# Probaility of one random value being bigger than the other?

#### Maverick85

##### New Member
Hi all!
Intuition was telling me that probability of one random value being bigger than the other (both values are sampled from same distribution space) is 0.5. I did some simple tests of this with normally and uniformly distributed values and the results support my expectations.
Now, what I am not sure is if this is 'universal' truth? Does it hold true for all possible distributions? Any difference whether we are dealing with continuous, discrete or empirical distribution? Is there any paper or book that would explicitly show this - I need a better reference than 'my intuition'

#### vinux

##### Dark Knight
Is the "bigger than" is "Greater than" or "Greater than or equal to" ?

Anyway in continous case it doesn't matter . And your finding is true.. if the random variables are independent. And proof is simple..
( P(X<Y ) + P(X>Y) + P(X=Y) = 1
=> P(X<Y) + P(X>Y) =1 => 2*P(X<Y) =1 {since X & Y are iid } hence the result )

It may not be true,when it is discrete.. you can take any example are try this

#### Maverick85

##### New Member
Sorry, I have just not noticed that I made a crucial mistake in formulating the question:
Instead of one value being bigger than the other, I should write 1st being greater than the 2nd or with notation: P(X1>X2) . So, this is more restrictive. I hope this explains clearly what I am interested in...

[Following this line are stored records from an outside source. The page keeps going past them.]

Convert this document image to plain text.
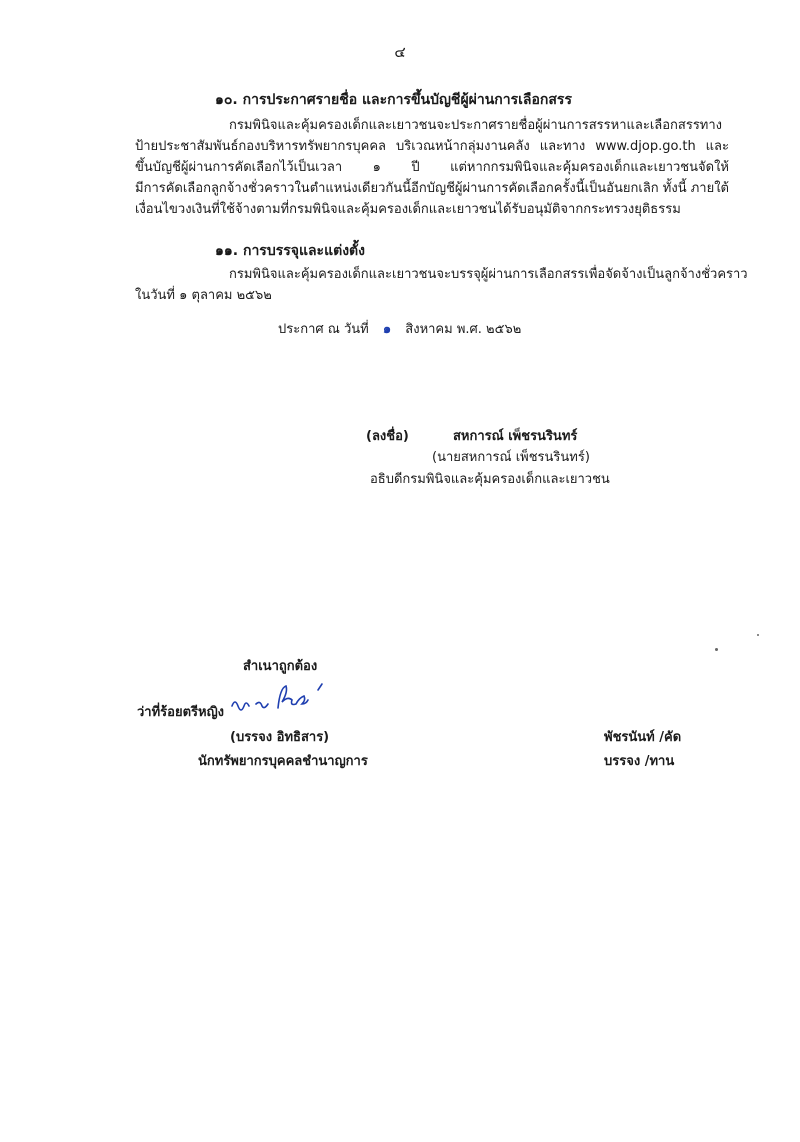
๔
๑๐. การประกาศรายชื่อ และการขึ้นบัญชีผู้ผ่านการเลือกสรร
กรมพินิจและคุ้มครองเด็กและเยาวชนจะประกาศรายชื่อผู้ผ่านการสรรหาและเลือกสรรทาง
ป้ายประชาสัมพันธ์กองบริหารทรัพยากรบุคคล บริเวณหน้ากลุ่มงานคลัง และทาง www.djop.go.th และ
ขึ้นบัญชีผู้ผ่านการคัดเลือกไว้เป็นเวลา ๑ ปี แต่หากกรมพินิจและคุ้มครองเด็กและเยาวชนจัดให้
มีการคัดเลือกลูกจ้างชั่วคราวในตำแหน่งเดียวกันนี้อีกบัญชีผู้ผ่านการคัดเลือกครั้งนี้เป็นอันยกเลิก ทั้งนี้ ภายใต้
เงื่อนไขวงเงินที่ใช้จ้างตามที่กรมพินิจและคุ้มครองเด็กและเยาวชนได้รับอนุมัติจากกระทรวงยุติธรรม
๑๑. การบรรจุและแต่งตั้ง
กรมพินิจและคุ้มครองเด็กและเยาวชนจะบรรจุผู้ผ่านการเลือกสรรเพื่อจัดจ้างเป็นลูกจ้างชั่วคราว
ในวันที่ ๑ ตุลาคม ๒๕๖๒
ประกาศ ณ วันที่ ๑ สิงหาคม พ.ศ. ๒๕๖๒
(ลงชื่อ)	สหการณ์ เพ็ชรนรินทร์
(นายสหการณ์ เพ็ชรนรินทร์)
อธิบดีกรมพินิจและคุ้มครองเด็กและเยาวชน
สำเนาถูกต้อง
ว่าที่ร้อยตรีหญิง
(บรรจง อิทธิสาร)
นักทรัพยากรบุคคลชำนาญการ
พัชรนันท์ /คัด
บรรจง /ทาน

@ vinux: but it would be true for some of discrete distributions as well right? Like uniform discrete...
"if the random variables are independent" - since both values are sampled from the same distribution space, they are independent, right?

Last edited:

#### BGM

##### TS Contributor
Usually we assume that the random sample are i.i.d., so X1 and X2 are i.i.d. too.
For discrete case, as vinux explained above,
we have Pr{X1 = X2} > 0
so Pr{X1 > X2} = Pr{X1 < X2} = (1 - Pr{X1 = X2})/2 < 1/2

#### Maverick85

##### New Member
I would like to build upon what we already discussed. Namely, I have a case where random values are obtained by permutation: I have 10 different values, I permute them and only look at first two values. Since in case of permutation I can not get the same values for both first and second values, I guess the logic of continuous distributions apply as well (when I do many permutations)? So, in each run P(X1=X2)=0 and over many runs expected probability P(X1>X2)=0.5.
Would you agree with my reasoning above or not? This is really important for me, so I would be extremely thankful for further discussion...

#### BGM

##### TS Contributor
OK then in this case X1 X2 are not identically distributed anymore
And you can simply argue that Pr{X1 < X2} = Pr{X1 > X2} = 1/2 by symmetry

Or more explicitly, let {x1, x2, ..., xn} be n distinct support points for X1
where x1 < x2 < ... < xn
Then Pr{X1 = xi} = 1/n, i = 1, 2, ..., n
Pr{X2 = xj|X1 = xi} = 1/(n - 1), j = 1, 2, ..., n, j ≠ i
⇒ Pr{X2 < X1|X1 = xi} = (i - 1)/(n - 1)

Thus Pr{X2 < X1}
= ∑Pr{X2 < X1|X1 = xi}Pr{X1 = xi}
= ∑Pr{X2 < xi}Pr{X1 = xi}
= ∑Pr{X2 < xi}/n
= ∑(i - 1)/[n(n-1)]
= [n(n+1)/2 - n]/[n(n-1)]
= (n+1-2)/[2(n-1)]
= 1/2

And by definition, Pr{X2 = X1} = 0 for i = 1, 2, ..., n
So Pr{X2 > X1} = Pr{X2 < X1} = 1/2
(you can also try to evaluate the series)